Central Bank questions budget giveaway plan

Regulator’s chief economist says Ireland probably does not need fiscal stimulus

Central Bank chief economist Gabriel Fagan said it was hard to make an argument for stimulus in an economy growing at 4.5 per cent. Photograph: Alan Betson

Central Bank chief economist Gabriel Fagan said it was hard to make an argument for stimulus in an economy growing at 4.5 per cent. Photograph: Alan Betson


The Central Bank’s chief economist has questioned the need for additional stimulus in a strongly growing economy, as the Government prepares to unveil €1 billion of extra public spending and tax cuts in Budget 2017 next week.

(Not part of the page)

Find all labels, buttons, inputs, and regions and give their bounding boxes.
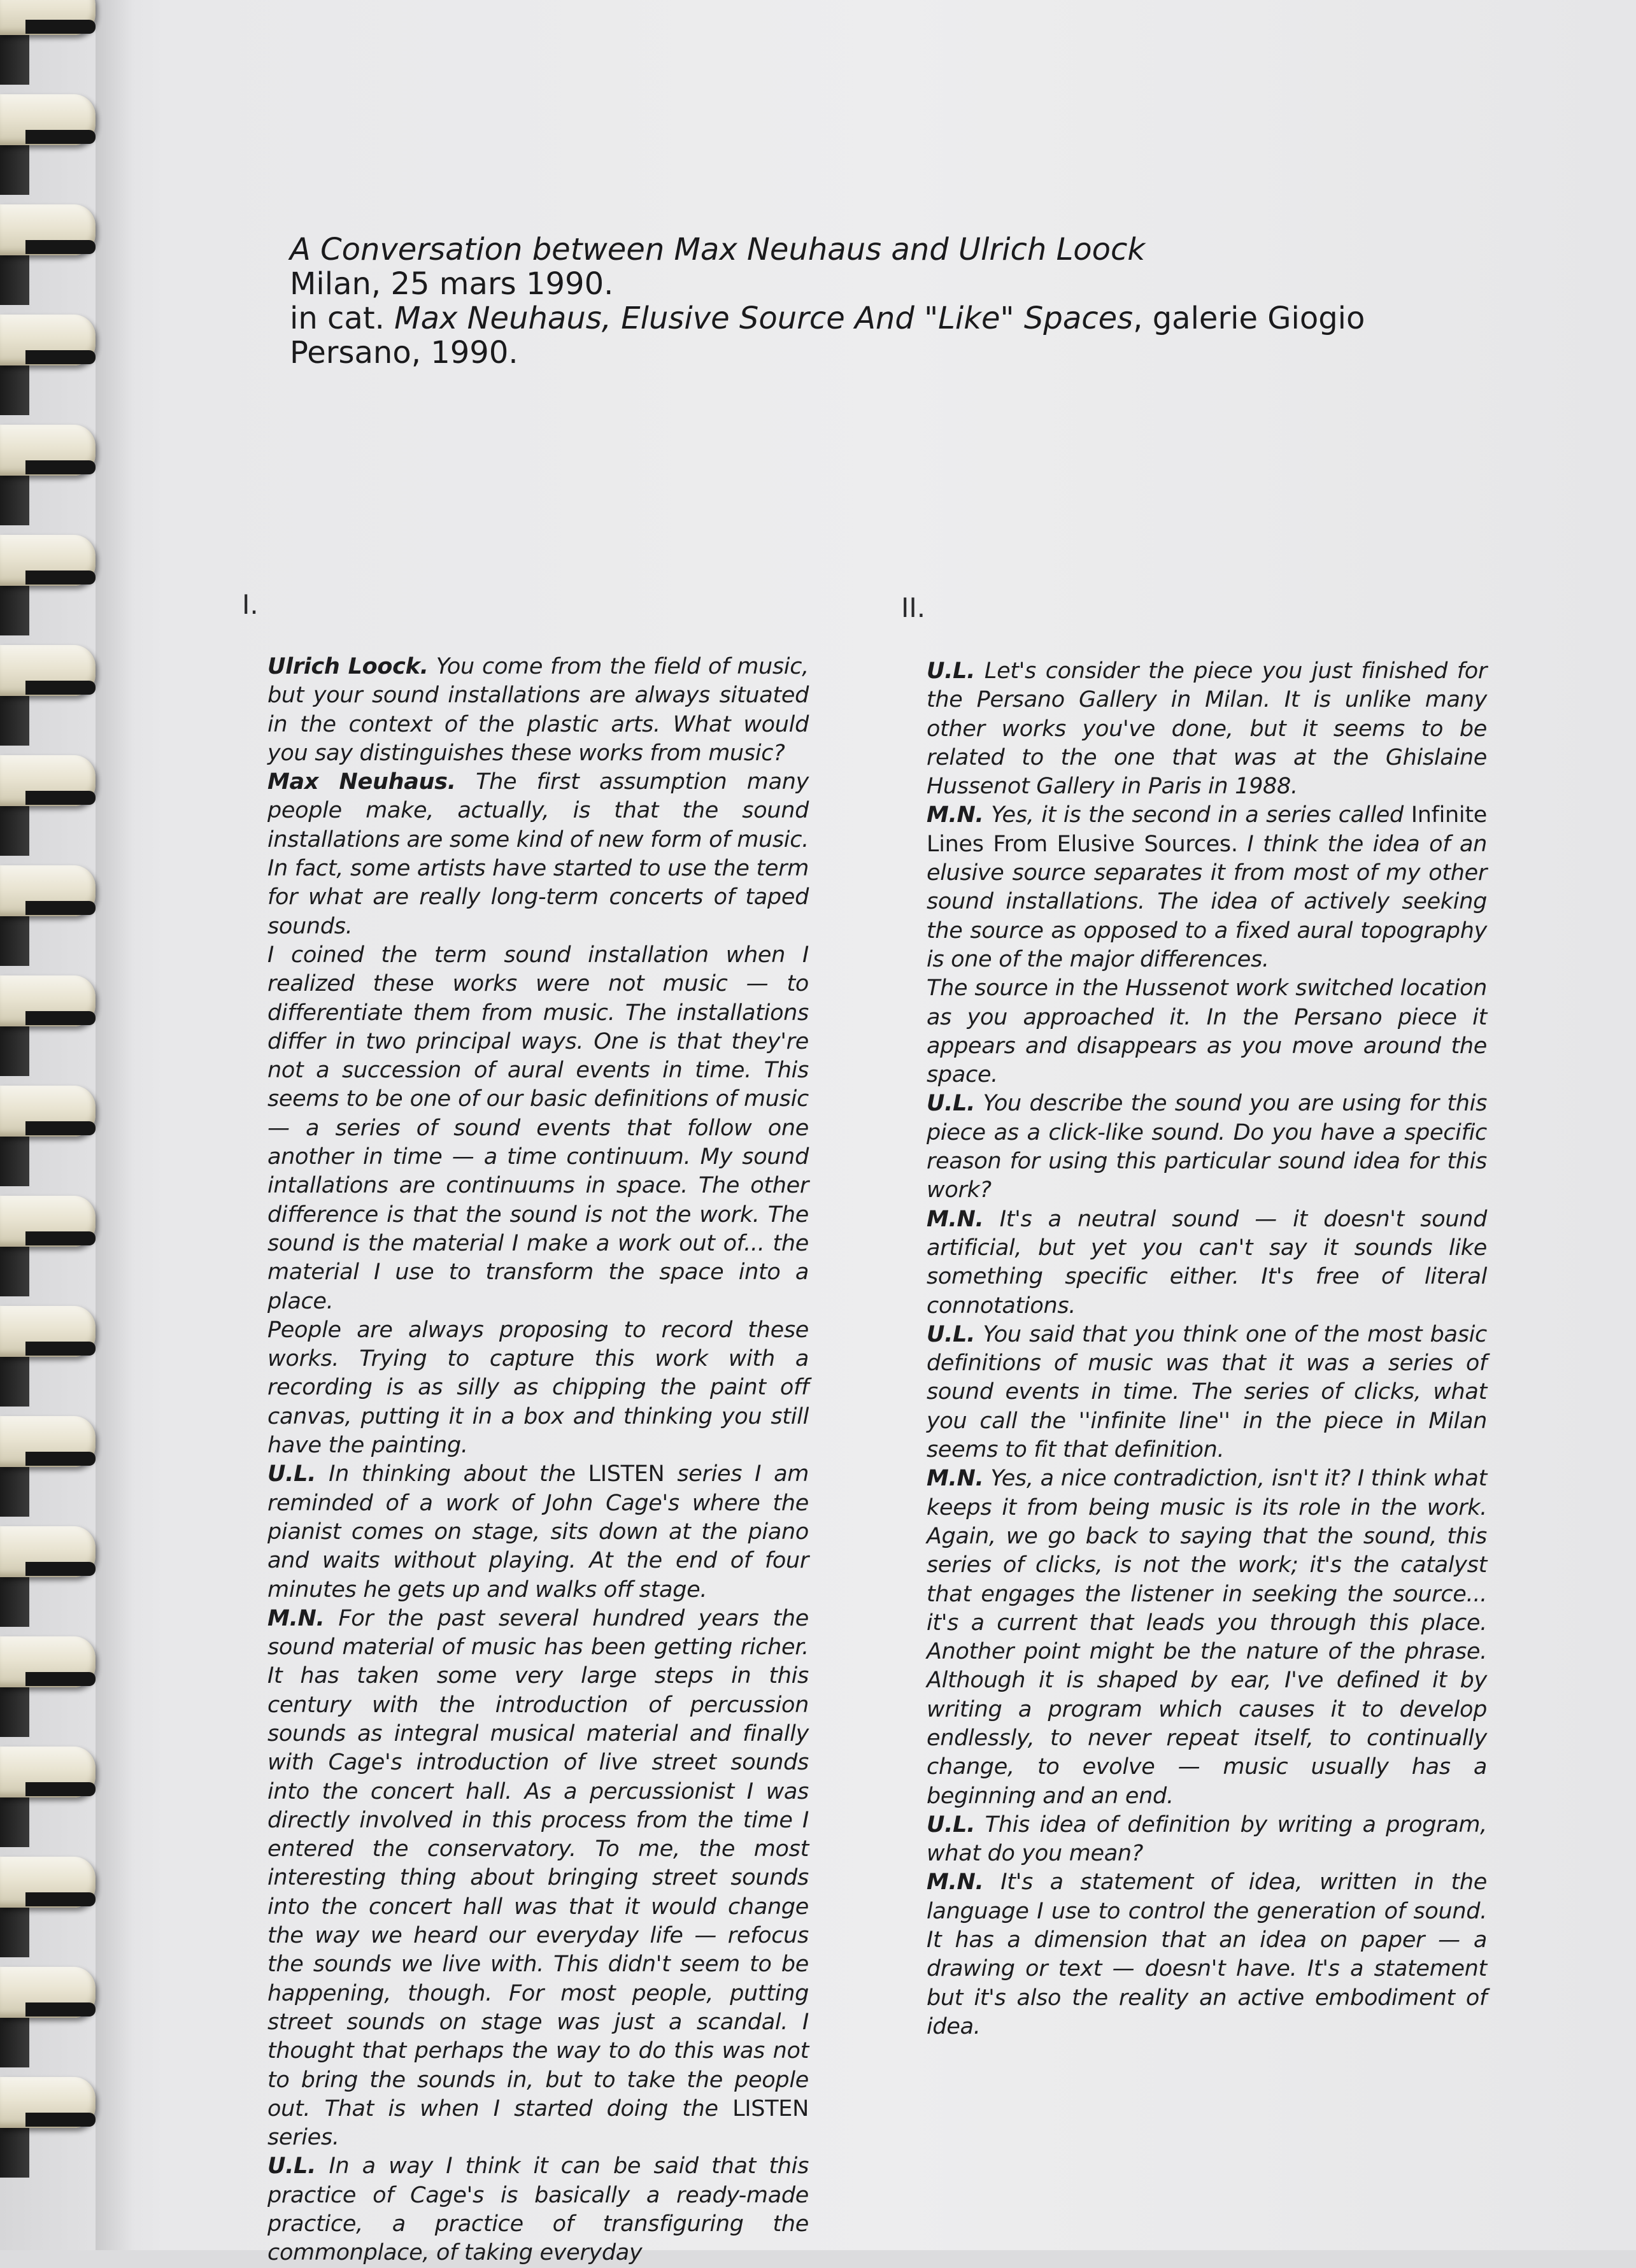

“In view of the current state of the economy it’s very hard to argue the case that the economy needs fiscal stimulus,” Gabriel Fagan, the chief economist, said on Thursday at the publication of the bank’s latest quarterly bulletin.

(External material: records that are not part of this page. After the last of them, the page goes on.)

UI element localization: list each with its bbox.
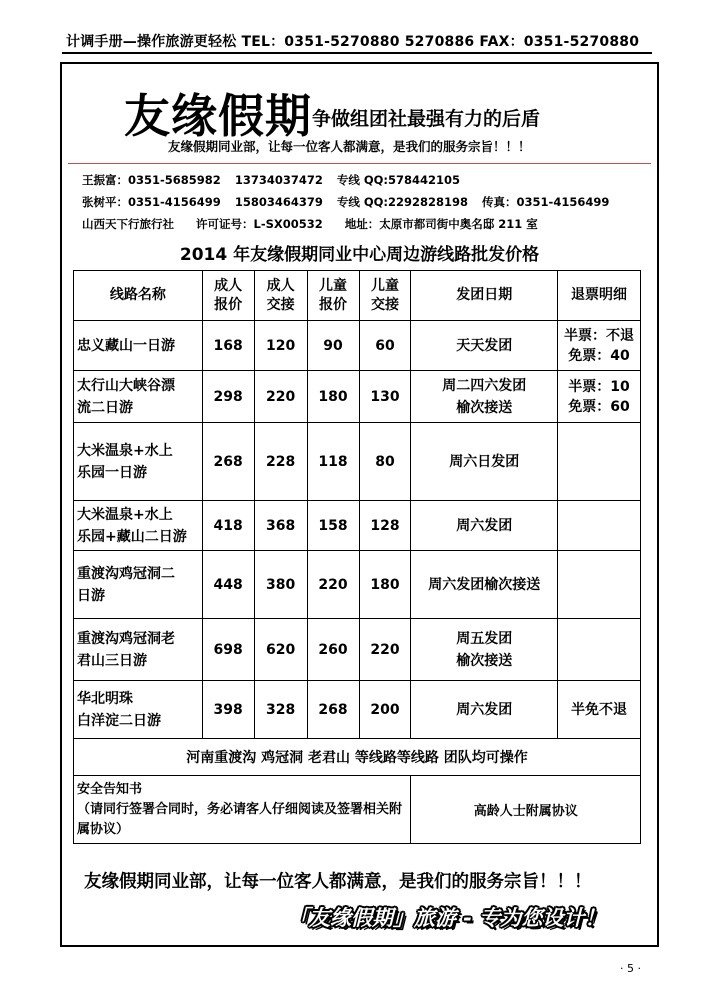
refund-details: 半免不退 [558,681,641,739]
departure-schedule: 天天发团 [411,321,558,371]
brand-tagline: 争做组团社最强有力的后盾 [312,108,541,130]
header-refund: 退票明细 [558,271,641,321]
route-name: 忠义藏山一日游 [74,321,203,371]
adult-transfer-price: 620 [254,619,307,681]
adult-wholesale-price: 298 [202,371,254,423]
route-name: 重渡沟鸡冠洞老 君山三日游 [74,619,203,681]
header-child-transfer: 儿童 交接 [359,271,411,321]
senior-agreement: 高龄人士附属协议 [411,776,641,844]
refund-details: 半票：10 免票：60 [558,371,641,423]
contact-qq: 专线 QQ:578442105 [336,173,461,187]
footer-motto: 友缘假期同业部，让每一位客人都满意，是我们的服务宗旨！！！ [84,872,592,892]
safety-notice-title: 安全告知书 [77,781,143,797]
table-header-row [74,271,641,321]
brand-motto: 友缘假期同业部，让每一位客人都满意，是我们的服务宗旨！！！ [168,139,531,154]
refund-details: 半票：不退 免票：40 [558,321,641,371]
header-contact-line: 计调手册—操作旅游更轻松 TEL：0351-5270880 5270886 FAX：0351-5270880 [66,34,640,50]
route-name: 大米温泉+水上 乐园一日游 [74,423,203,501]
child-wholesale-price: 118 [307,423,359,501]
adult-wholesale-price: 398 [202,681,254,739]
header-divider [62,52,652,54]
header-adult-transfer: 成人 交接 [254,271,307,321]
table-row [74,551,641,619]
license-number: 许可证号：L-SX00532 [196,217,323,231]
refund-details [558,551,641,619]
child-wholesale-price: 90 [307,321,359,371]
safety-notice [74,776,411,844]
route-name: 华北明珠 白洋淀二日游 [74,681,203,739]
adult-transfer-price: 368 [254,501,307,551]
child-transfer-price: 220 [359,619,411,681]
child-transfer-price: 130 [359,371,411,423]
refund-details [558,423,641,501]
table-row [74,423,641,501]
agreements-row [74,776,641,844]
departure-schedule: 周五发团 榆次接送 [411,619,558,681]
departure-schedule: 周六发团榆次接送 [411,551,558,619]
departure-schedule: 周二四六发团 榆次接送 [411,371,558,423]
contact-mobile: 15803464379 [234,195,323,209]
adult-wholesale-price: 268 [202,423,254,501]
child-transfer-price: 80 [359,423,411,501]
operable-routes-note: 河南重渡沟 鸡冠洞 老君山 等线路等线路 团队均可操作 [74,739,641,776]
route-name: 重渡沟鸡冠洞二 日游 [74,551,203,619]
child-wholesale-price: 158 [307,501,359,551]
child-transfer-price: 180 [359,551,411,619]
child-wholesale-price: 260 [307,619,359,681]
refund-details [558,619,641,681]
price-table [73,270,641,844]
brand-name: 友缘假期 [124,89,312,143]
departure-schedule: 周六发团 [411,501,558,551]
table-row [74,371,641,423]
adult-transfer-price: 380 [254,551,307,619]
agency-name: 山西天下行旅行社 [82,217,174,231]
child-wholesale-price: 220 [307,551,359,619]
adult-transfer-price: 228 [254,423,307,501]
adult-wholesale-price: 168 [202,321,254,371]
agency-address: 地址：太原市都司街中奥名邸 211 室 [344,217,538,231]
table-row [74,501,641,551]
route-name: 太行山大峡谷漂 流二日游 [74,371,203,423]
header-route: 线路名称 [74,271,203,321]
departure-schedule: 周六日发团 [411,423,558,501]
header-adult-wholesale: 成人 报价 [202,271,254,321]
child-wholesale-price: 268 [307,681,359,739]
contact-name-phone: 王振富：0351-5685982 [82,173,221,187]
table-row [74,619,641,681]
footer-slogan: 「友缘假期」旅游 - 专为您设计！ [288,906,606,930]
safety-notice-body: （请同行签署合同时，务必请客人仔细阅读及签署相关附属协议） [77,801,403,837]
red-divider [68,163,651,164]
contact-qq: 专线 QQ:2292828198 [336,195,469,209]
departure-schedule: 周六发团 [411,681,558,739]
child-transfer-price: 200 [359,681,411,739]
page-number: · 5 · [620,962,641,975]
child-transfer-price: 128 [359,501,411,551]
refund-details [558,501,641,551]
contact-name-phone: 张树平：0351-4156499 [82,195,221,209]
contact-row-2 [82,194,619,210]
table-row [74,681,641,739]
route-name: 大米温泉+水上 乐园+藏山二日游 [74,501,203,551]
adult-wholesale-price: 418 [202,501,254,551]
contact-row-3 [82,216,538,232]
child-wholesale-price: 180 [307,371,359,423]
table-row [74,321,641,371]
adult-transfer-price: 328 [254,681,307,739]
contact-row-1 [82,172,470,188]
contact-fax: 传真：0351-4156499 [482,195,610,209]
child-transfer-price: 60 [359,321,411,371]
adult-transfer-price: 120 [254,321,307,371]
price-list-title: 2014 年友缘假期同业中心周边游线路批发价格 [179,245,540,265]
contact-mobile: 13734037472 [234,173,323,187]
header-child-wholesale: 儿童 报价 [307,271,359,321]
header-departure: 发团日期 [411,271,558,321]
adult-wholesale-price: 698 [202,619,254,681]
adult-wholesale-price: 448 [202,551,254,619]
table-note-row [74,739,641,776]
adult-transfer-price: 220 [254,371,307,423]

“An economy growing at 4.5 per cent, [with] unemployment coming down, is this an economy that needs a fiscal stimulus? Probably not.”

Delivering what are likely to be the Central Bank’s last public comments before what is set to be a third expansionary budget in a row, following about €30 billion of austerity measures during the financial crisis, Mr Fagan welcomed that the Government’s plans are within EU fiscal rules.

The bank shaved its forecasts for personal consumption, exports and overall economic growth for this year in the bulletin and warned risks to these projections “remain clearly tilted to the downside” as a result of Brexit.


The organisation lowered its forecast for gross domestic product (GDP) growth for this year by 0.4 percentage points to 4.5 per cent and left its 2017 projection unchanged at 3.6 per cent, having downgraded its estimates more materially in July in the wake of the surprise UK vote.

The latest projections are based on a euro-sterling rate of 84p. However, the euro surged to a fresh five-year high of 88.5p on Thursday, marking a 15.5 per cent surge since the Brexit referendum, and some analysts predict the rate may touch 90p by the year end.

The bank’s head of Irish economic analysis, John Flynn, said that if the current rate persisted it would have some impact on future forecasts.

However, he added: “We’ve seen over a long period of time the economy demonstrate considerable flexibility and it’s able to deal with the sterling rate at quite different levels. The Irish economy is a much more flexible economy now than it was at various times in the past, when sterling was a challenge for us.”

The bank maintains that underlying demand for products and services in trading-partner countries outweighs foreign-exchange rates. While recent UK data suggested the British economy is faring better than feared after the Brexit vote, Mr Fagan, said it was “far too early” to determine the real impact of the decision on the world’s fifth largest economy.

Debt goals

Meanwhile, Mr Fagan said that although Government debt has fallen from a crisis-time peak of 123 per cent of GDP to 80 per cent as of the first three months of this year, the State should set its own long-term debt goals. He suggested these needed to be more ambitious than a debt ratio of 60 per cent of GDP, which EU countries are required to aim for at a minimum.

A ratio, set mainly with larger economies in mind, is “probably not appropriate for Ireland, ” Mr Fagan said, as GDP growth tends to be skewed by the activities of multinationals.

He declined to say what sort of measurement Ireland should target, as the Central Statistics Office and Irish Fiscal Advisory Council (IFAC) review how best to provide insight and understanding of the economy in light of revelation in July that GDP soared by 26 per cent last year.

Separately, IFAC has endorsed the Department of Finance’s economic projections for this year and next ahead of the budget. The Minister for Public Expenditure and Reform Paschal Donohoe said at the Construction Industry Federation annual conference that the budget will include some measures sought by Fianna Fáil.